Epidermoid avoidance or prevention, involves removing or decreasing exposure to the symptom’s trigger in the environment around you. If one is allergic to dust mites, we often recommend pillow and/or mattress covers that are impermeable to dust mite antigen. Common known allergy triggers include: pollen, mold, dust mites and animal dander.
Epidermoid Avoidance Overview
Epidermoid Avoidance for Animal Dander
Allergic people should practice epidermoid avoidance for horsehair. Avoid contact with horses and stables. Saddles, bridles and horse blankets should be excluded from the home. Horsehair can be contacted through its use in mattresses, hairbrushes, toothbrushes and in furniture.
Cow hair can be found in rug pads, Chenille carpets, Chinese and Indian rugs and toy animals.
Pillows are the most common source of feathers in the home. The best pillows to use are polyester or foam. Feather pillows should not be used by an allergic person.
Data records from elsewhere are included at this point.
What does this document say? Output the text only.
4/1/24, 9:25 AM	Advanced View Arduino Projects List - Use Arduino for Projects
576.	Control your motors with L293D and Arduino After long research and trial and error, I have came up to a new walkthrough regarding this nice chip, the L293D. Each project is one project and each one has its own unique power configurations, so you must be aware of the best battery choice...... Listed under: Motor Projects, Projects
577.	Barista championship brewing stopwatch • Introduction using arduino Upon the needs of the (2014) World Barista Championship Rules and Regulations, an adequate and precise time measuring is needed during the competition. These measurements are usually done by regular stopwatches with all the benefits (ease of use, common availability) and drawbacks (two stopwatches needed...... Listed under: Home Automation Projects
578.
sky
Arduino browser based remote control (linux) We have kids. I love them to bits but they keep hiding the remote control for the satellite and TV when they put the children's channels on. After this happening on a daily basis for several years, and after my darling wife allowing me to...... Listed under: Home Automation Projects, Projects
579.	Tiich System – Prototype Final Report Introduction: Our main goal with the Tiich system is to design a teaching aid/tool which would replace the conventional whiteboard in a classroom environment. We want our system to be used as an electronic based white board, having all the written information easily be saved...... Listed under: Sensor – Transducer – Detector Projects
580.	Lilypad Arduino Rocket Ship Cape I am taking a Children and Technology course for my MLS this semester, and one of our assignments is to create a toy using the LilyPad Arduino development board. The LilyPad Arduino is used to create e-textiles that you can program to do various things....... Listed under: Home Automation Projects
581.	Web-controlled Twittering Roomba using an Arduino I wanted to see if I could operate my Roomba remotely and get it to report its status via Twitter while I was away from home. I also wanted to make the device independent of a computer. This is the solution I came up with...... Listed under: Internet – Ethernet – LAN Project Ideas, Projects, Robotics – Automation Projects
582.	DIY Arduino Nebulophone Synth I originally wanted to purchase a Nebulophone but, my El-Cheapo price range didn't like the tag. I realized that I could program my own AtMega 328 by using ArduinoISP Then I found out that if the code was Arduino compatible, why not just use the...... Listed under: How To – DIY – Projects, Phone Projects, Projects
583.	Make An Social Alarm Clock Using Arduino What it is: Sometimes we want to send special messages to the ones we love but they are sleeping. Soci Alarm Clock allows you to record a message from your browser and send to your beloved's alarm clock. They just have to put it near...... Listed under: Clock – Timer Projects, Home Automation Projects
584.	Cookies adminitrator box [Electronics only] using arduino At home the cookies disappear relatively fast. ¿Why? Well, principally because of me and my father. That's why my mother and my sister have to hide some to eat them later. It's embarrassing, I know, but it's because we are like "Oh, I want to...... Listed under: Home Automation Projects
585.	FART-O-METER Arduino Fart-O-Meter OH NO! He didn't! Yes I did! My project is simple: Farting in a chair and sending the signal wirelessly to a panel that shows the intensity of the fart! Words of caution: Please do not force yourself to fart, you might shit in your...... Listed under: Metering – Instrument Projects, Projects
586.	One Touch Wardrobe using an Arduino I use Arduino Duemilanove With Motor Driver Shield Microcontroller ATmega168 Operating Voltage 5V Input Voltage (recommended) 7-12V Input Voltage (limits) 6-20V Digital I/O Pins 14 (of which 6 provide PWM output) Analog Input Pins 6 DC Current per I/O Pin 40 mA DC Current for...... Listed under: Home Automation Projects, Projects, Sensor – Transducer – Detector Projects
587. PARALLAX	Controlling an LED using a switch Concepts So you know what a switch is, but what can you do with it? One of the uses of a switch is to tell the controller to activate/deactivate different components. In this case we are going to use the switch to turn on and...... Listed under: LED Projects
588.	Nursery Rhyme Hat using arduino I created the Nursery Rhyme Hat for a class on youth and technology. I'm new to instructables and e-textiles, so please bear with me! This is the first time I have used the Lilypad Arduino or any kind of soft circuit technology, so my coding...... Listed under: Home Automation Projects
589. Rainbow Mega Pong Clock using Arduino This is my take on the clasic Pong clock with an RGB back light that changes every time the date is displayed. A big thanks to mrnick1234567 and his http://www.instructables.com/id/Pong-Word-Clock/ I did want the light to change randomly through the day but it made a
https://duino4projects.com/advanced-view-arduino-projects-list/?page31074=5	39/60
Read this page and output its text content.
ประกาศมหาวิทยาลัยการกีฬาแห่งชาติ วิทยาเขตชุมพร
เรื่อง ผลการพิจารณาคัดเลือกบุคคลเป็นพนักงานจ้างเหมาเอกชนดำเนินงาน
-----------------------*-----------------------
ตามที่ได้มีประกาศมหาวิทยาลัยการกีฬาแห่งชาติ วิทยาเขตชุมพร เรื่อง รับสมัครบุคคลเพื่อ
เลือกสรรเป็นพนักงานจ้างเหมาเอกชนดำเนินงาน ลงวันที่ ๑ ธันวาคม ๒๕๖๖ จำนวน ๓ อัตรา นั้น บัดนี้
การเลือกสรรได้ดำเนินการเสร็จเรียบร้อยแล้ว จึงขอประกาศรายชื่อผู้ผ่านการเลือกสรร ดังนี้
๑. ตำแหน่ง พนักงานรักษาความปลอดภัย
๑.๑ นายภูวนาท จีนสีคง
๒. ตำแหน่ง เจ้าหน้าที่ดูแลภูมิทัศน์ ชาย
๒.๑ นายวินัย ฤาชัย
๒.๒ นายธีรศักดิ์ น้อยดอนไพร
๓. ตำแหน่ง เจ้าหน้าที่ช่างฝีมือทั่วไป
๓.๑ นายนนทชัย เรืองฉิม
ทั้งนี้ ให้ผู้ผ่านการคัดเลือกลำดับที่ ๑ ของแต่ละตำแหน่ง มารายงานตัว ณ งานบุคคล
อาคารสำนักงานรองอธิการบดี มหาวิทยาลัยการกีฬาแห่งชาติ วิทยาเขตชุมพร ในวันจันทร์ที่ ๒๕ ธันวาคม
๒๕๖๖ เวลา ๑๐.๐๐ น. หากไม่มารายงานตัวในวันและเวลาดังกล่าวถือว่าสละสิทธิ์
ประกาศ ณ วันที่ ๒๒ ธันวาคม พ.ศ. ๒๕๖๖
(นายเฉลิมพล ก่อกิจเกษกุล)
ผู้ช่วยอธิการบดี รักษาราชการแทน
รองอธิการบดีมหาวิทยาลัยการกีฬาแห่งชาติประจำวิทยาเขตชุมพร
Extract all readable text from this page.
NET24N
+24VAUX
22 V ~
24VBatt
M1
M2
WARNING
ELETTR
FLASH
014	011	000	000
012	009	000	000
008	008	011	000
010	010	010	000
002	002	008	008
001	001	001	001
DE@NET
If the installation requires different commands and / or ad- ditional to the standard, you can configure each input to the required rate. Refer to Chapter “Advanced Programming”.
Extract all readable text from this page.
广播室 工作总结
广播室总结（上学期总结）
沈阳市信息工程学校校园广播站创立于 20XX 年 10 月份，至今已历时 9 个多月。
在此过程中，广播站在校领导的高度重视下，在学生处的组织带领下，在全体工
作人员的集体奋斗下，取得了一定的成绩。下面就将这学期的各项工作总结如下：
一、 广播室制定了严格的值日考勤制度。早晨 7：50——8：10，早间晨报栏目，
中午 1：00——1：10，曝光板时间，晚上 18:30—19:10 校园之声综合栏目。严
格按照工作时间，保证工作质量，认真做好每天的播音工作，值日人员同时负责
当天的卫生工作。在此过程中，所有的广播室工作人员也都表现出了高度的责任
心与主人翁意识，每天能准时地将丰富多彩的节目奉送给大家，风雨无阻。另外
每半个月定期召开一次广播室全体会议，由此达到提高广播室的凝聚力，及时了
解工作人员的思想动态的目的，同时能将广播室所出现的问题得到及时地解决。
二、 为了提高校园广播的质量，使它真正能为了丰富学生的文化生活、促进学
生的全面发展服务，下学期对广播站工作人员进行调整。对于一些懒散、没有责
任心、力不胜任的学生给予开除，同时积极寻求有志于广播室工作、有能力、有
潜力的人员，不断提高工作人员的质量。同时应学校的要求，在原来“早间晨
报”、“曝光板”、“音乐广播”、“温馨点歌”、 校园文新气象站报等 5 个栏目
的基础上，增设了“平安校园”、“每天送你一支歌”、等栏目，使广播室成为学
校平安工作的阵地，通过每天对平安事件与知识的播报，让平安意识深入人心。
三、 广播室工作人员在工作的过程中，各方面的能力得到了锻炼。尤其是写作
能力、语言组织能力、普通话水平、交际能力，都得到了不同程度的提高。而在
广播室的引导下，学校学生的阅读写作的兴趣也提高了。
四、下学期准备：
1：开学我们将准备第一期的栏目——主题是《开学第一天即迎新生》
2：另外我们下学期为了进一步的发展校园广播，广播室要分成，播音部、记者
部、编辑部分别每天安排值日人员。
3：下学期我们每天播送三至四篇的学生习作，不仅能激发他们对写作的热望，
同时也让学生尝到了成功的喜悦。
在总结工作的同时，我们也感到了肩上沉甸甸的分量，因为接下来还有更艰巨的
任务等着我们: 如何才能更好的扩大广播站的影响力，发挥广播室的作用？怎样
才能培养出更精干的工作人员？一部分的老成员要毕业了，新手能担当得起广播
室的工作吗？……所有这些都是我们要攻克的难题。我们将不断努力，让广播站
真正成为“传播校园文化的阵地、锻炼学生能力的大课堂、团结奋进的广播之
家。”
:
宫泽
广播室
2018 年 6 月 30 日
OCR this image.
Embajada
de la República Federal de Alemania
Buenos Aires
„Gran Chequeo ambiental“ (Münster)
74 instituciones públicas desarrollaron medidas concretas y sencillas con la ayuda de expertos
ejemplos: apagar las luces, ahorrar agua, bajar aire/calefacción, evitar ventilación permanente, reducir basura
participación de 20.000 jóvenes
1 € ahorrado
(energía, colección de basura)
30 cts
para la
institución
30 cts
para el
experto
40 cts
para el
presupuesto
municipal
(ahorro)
Wool can be an allergen and an irritant to an allergic person’s airway at the same time. Practice epidermoid avoidance with coarse sweaters and sheepskin coats. Do not use woolen blankets or woolen rugs; especially in the bedroom.
Rabbit hair is used in fur coats, lining for gloves and slippers, toy animals and stuffing for mattresses, pillows and quilts. Allergic people should avoid fur.
House-Pet Epidermoid Avoidance
Cat hair is used in certain inexpensive furs, gloves and linings of slippers and coats. These may also be a source of allergic symptoms. Processed furs are less likely to cause allergies than exposure to cat hair itself. Washing a cat regularly does decrease the allergen load in the home.
Even if you are not allergic to dogs, caution is advised if decided to have a dog in the house. There is no evidence that a Chihuahua, Poodle or any other breed of dog is better tolerated by a person allergic to dogs. Washing a dog regularly does decrease the allergen load in the home.